It is a popular notion that specific colors can attract birds. But you may be wondering if hummingbirds really are attracted to red. There isn’t a clear answer to this question. While there is no doubt amongst bird enthusiasts that hummingbirds seem to be drawn to bright colors, there isn’t a conclusive reason as to why they’re attracted to red specifically.
Part of the answer may lie in the way hummingbirds see color. Our fast-flying feathered friends aren’t seeing red because they’re angry – just a little territorial. It turns out they actually have heightened sensitivity to the yellow and red end of the color spectrum, with blues appearing duller to them. Therefore, the bright, warm colors stand out more. But why do they prefer red?
There is some evidence to suggest that a preference to red is a conditioned response. After all, most commercially-produced bird feeders and even some nectars are red. Hummingbirds have a great memory, especially when it comes to food sources.
With that in mind, they specifically seek out sources that offer the most nectar and then stick to them. Feeders obviously offer the most nectar available from a single source, and because of the abundance of red feeders, hummingbirds have come to expect high-energy food when they see the vibrant color.
Adding Red to Your Landscape
Regardless of why they like red, it works.
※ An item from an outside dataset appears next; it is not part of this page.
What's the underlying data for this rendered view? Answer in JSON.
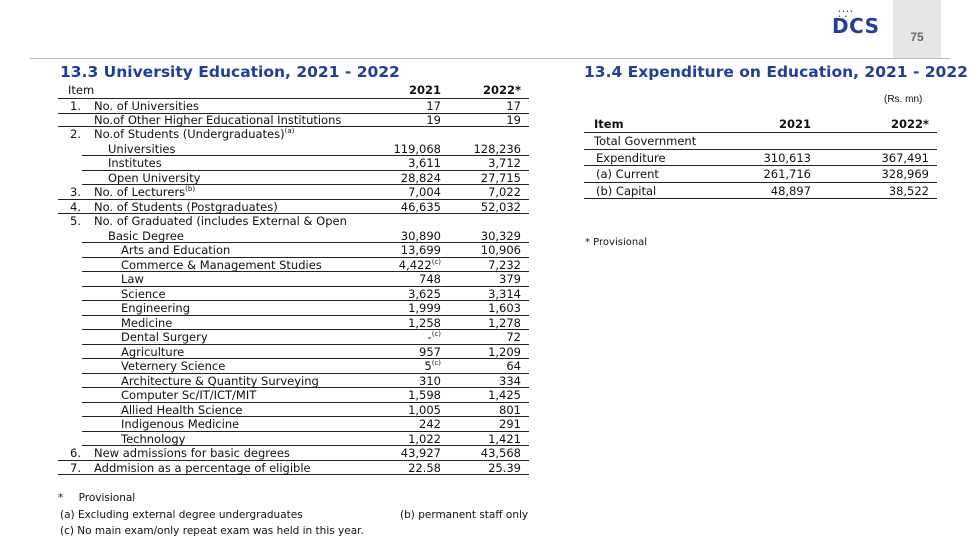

Hummingbirds seem to flock to this bold, bright hue, so be sure to introduce red to your yard wherever possible to keep them coming back.
Feeders. Adding feeders with red accents is one of the easiest ways to feature this bright color in your yard. Feeders featuring red tops or lids are best because they can easily be seen from above.
Flowers. A great, natural way to introduce red to your yard is to plant red flowers! Hummingbirds can easily spot the flashes of red as they fly along, helping to draw them to your yard. Plus, the flowers double as a food source that also looks amazing in your garden.
Ribbons. Try tying ribbon or surveyor’s tape in various places around your home, such as trees, porch railings, and bushes. Similar to flowers, the bright ribbon can be seen as hummingbirds fly by during migration. Their curiosity will cause them to come down for closer inspection. Once they find your abundant food sources, they’ll be sure to stick around.
In addition to brightening up your landscape, there are many other ways to attract hummingbirds to your yard. Take a look at these five simple tips!
Introduce misters to your yard. Like many birds, hummingbirds love to bathe. Add a mister attachment to your hose so that they have access to a regular water supply. Hummingbirds can’t seem to resist the fine, moving water. They will love flying through to soak their feathers before heading off to preen.
Add more feeders. This may seem like an obvious tactic, but it can be very helpful. Hummingbirds are often very territorial. To keep one bird from dominating your hummingbird feeder, set up more in the same general area. The bully will have trouble fighting off other birds from multiple feeders, and eventually, give up his efforts.
Ensure continuous blooming. When you’re planning your garden, it is important to choose plants that bloom at different times throughout the season. Work out a schedule so that you know you’ll have new blooms throughout the season. This will ensure that hummingbirds will have a reason to keep visiting.
Leave spider webs alone. Spider webs serve two purposes for hummingbirds. First, they are one of the common features of hummingbird nests. They use the webs to hold their nests together for sturdiness. The webs are also a great source of protein-rich insects for hummingbirds.
Attract insects. In addition to loving high-energy foods such as nectar, hummingbirds like to eat insects. They are an important source of protein that hummingbirds can’t get from nectar alone. Choose flowers that are attractive to insects so that hummingbirds have food to suit all of their needs.